A few weeks ago, I was in our basement when I smelled it. It was this stinking rotting smell. At first I imagined that one of the dogs sneaked downstairs to leave us a present. I checked the floor and my shoes, but found nothing. With that hypothesis off the table, I knew what it had to be. Mice.
When the inspector walked through our new house a year ago, mice traps betray the fact that the house had a pre-existing rodent problem. But we fell in love with the house anyway, in spite of the nagging voice in my head that told me I had a battle on my hands. Within the first few weeks of moving in, I pulled down the basement’s drop-down ceiling, only to be rained upon by thousands of tiny mice droppings. Disgusting. I went out and bought a heavy-duty mask, goggles, and gloves, and started bagging up stained ceiling tiles and nest-laden fiberglass insulation. The neighbors probably thought a serial killer had moved in, as they watched me in my hazmat gear, hauling black trash bags out of the bulkhead in the middle to the night.
Since then we’ve had exterminators set traps and I’ve plugged up exterior holes, but we still hear scratching in the walls from time to time. So, when I caught a whiff of that smell in the basement the other week, I shouldn’t have been surprise when I found a tiny decomposing body in one of the former owner’s old snap traps in the rafters under the basement stairs. Gross. I went upstairs to let me wife know.
“Time to be the man of the house!” I announced reluctantly, searching for a cardboard box. I stepped up. Got the thing into the box and pitched it. Cha-ching: Man of the House.
Frequently I take care of some really gross jobs. Things that I’m somehow “in charge of” include vomit (cat, dog and child), pests, sewage leaks, and toilet replacement/repair, just to name a few. At these times, my wife and I will joke about me manning-up to take care of things. Mind you, however, that I have very flexible gender role identity. I mean, come on, I studied feminist ethics in grad school and spent a short stint as a cosmetologist in San Diego…I’m not what you call a man’s man. So the whole “Man of the House” thing is really our family joke on stereotypes. Regardless, there’s still a joy in claiming it.
Then came the incident last week.
We adopted a new cat from the local SPCA, who’s been acclimating to our home very well. He’s a beautiful, strong male cat who instantly felt at ease, and will even cozy up around our dogs. The only issue is that he wakes up at 4am with a wild hair up his ass, running all over the place, pouncing on objects and dashing up and down stairs.
Amid his early morning nonsense the other day, I heard the unmistakable squeak of a mouse. Damn it. I shot straight up in bed, and saw the cat on the floor, tracking a darting brown blob on the floor. I woke my wife up right away.

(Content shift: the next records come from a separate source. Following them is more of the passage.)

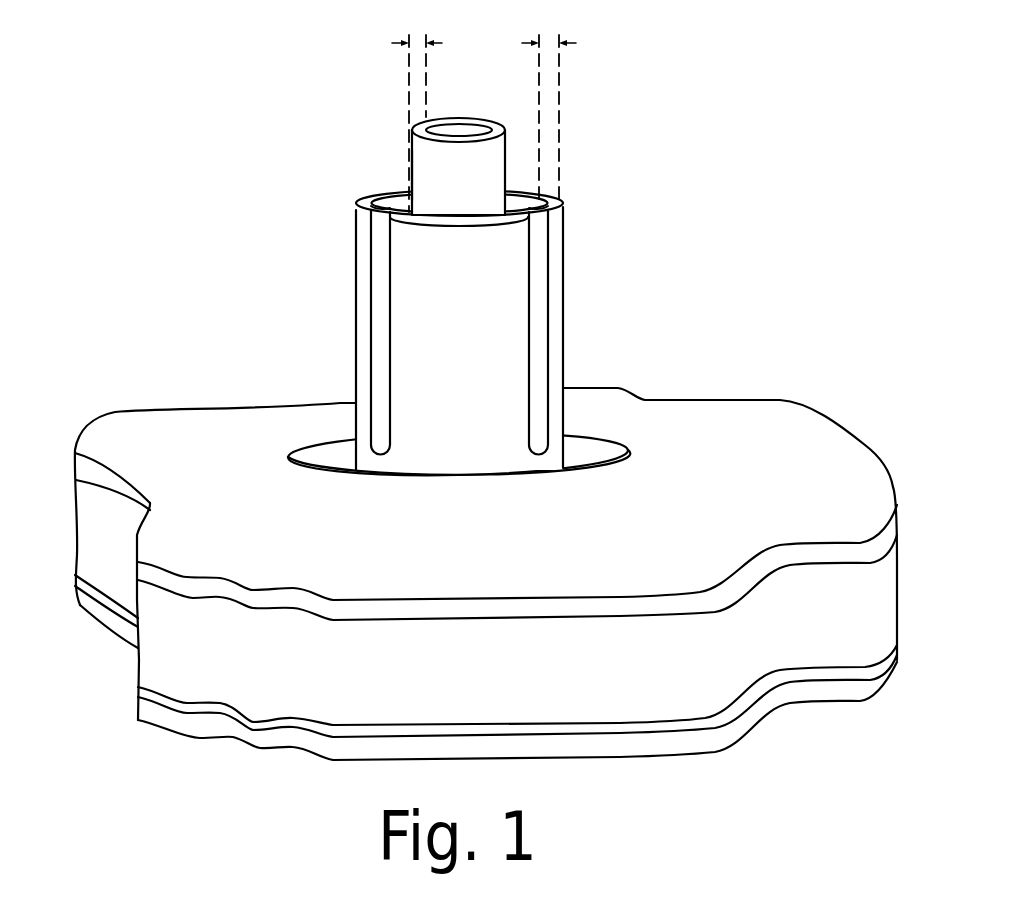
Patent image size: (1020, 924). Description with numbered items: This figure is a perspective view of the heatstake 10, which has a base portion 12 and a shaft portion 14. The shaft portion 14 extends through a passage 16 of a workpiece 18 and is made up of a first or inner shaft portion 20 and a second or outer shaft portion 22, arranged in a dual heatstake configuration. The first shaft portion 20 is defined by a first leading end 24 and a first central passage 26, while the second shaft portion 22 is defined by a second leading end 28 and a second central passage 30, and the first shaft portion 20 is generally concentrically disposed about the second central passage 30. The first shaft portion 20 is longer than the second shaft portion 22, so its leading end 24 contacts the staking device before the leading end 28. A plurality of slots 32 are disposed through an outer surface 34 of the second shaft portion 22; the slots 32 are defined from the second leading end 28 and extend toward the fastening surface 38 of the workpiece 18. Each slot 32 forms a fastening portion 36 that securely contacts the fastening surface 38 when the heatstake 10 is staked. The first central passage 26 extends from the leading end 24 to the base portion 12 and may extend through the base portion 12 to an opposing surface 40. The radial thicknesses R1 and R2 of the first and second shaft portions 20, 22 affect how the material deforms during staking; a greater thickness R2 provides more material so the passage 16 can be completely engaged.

The heatstake 10 is at (344, 62).
The base portion 12 is at (198, 725).
The shaft portion 14 is at (530, 171).
The passage 16 is at (587, 447).
The workpiece 18 is at (53, 528).
The first shaft portion 20 is at (412, 147).
The second shaft portion 22 is at (356, 252).
The first leading end 24 is at (493, 130).
The first central passage 26 is at (462, 128).
The second leading end 28 is at (367, 210).
The second central passage 30 is at (522, 207).
The slots 32 is at (380, 280).
The outer surface 34 is at (470, 252).
The fastening portion 36 is at (365, 322).
The fastening surface 38 is at (778, 450).
The opposing surface 40 is at (440, 173).
The radial thickness of first shaft portion R1 is at (417, 110).
The radial thickness of second shaft portion R2 is at (549, 106).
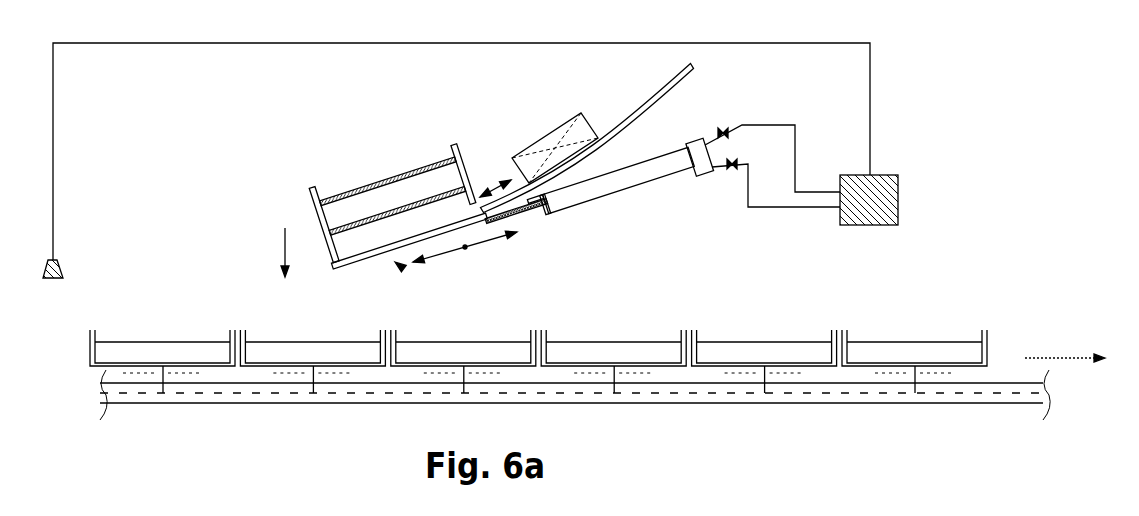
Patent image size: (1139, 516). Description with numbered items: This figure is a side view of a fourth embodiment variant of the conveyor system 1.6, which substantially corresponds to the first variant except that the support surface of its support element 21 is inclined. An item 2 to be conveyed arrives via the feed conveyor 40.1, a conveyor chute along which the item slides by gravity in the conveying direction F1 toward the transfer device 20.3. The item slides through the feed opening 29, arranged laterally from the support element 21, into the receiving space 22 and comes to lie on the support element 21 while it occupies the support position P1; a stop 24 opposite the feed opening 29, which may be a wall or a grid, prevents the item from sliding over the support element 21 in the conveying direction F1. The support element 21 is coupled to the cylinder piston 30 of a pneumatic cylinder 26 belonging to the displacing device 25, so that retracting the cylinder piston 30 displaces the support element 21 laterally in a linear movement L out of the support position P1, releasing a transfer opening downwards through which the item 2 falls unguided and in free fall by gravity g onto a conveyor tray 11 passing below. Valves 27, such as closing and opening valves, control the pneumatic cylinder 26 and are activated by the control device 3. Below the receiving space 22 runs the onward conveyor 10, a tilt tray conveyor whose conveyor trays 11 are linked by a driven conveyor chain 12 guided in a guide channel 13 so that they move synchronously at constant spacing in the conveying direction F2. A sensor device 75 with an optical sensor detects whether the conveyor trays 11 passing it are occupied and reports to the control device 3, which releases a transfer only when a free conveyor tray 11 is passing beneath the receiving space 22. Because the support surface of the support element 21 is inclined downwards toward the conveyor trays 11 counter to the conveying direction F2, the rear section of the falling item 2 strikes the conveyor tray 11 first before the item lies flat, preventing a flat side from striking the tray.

“He’s got a mouse!” I exclaimed, as she awoke, while I remained pinned on the bed. There’s something about a scurrying mouse that gives me the creeps. A dead one? Okay, I can handle that, but once things start moving and crawling, I get the creeps. My wife was the first one out of bed, with a cup in hand to catch the thing. Only after my wife had safely tucked the thing away was I okay to bring it outside and toss it into the woods. Man of the House title? Definitely lost.
It was kind of embarrassing. I like to think of myself as unflappable, especially if there’s a job to be done that affects my family’s safety and security. A mouse in the house is hardly a threat to our safety, but it’s a sort of an incursion into our home, and so it brings out my need to step up and take care of business. I was even worse the following day, when that darn cat found another mouse (how infested is our house?) and chased it under the sofa. Only my son and I were home, so I had to do a lot of internal coaching (“Not a big deal, dude. You’ve got this,”). It was one thing to show my vulnerability on this issue around my wife, but for some reason, I was just couldn’t let my son see me shy away.
We got down on hands and knees and looked under the couch. His jacket on the floor obscured our view, so I crept to the other side of the sofa and lifted the jacket. The mouse raced toward me. I let out this odd yelp that I caught mid-escape. It started as this high-pitched squeal, but midway through shifted a few octaves lower to a more manly exclamation. I think I even ended with a, “Damn!” or something equally tough sounding. I was embarrassed as hell.
I think vulnerability around kids is tricky. I don’t want my son to think of his father as stoic or unemotional. So, when it comes to love, affection, and tenderness, I find it easy to express all those feelings. I tend to hide my anxiety from my son, because I think it’s important that he feels protected and safe. I tend to be an anxious person. So, I try to put on a good face when interacting with the world in my son’s presence. With this mouse thing, it took everything I had in me to keep it together.
I guess it’s okay for him to know that everyone has something that gets under their skin and makes them squirm. It’s just that when you’re the only one in the house, the role of parent (more so than Man of the House) wins out, and you do what you need to do….even if while doing so you let out a childish squeal.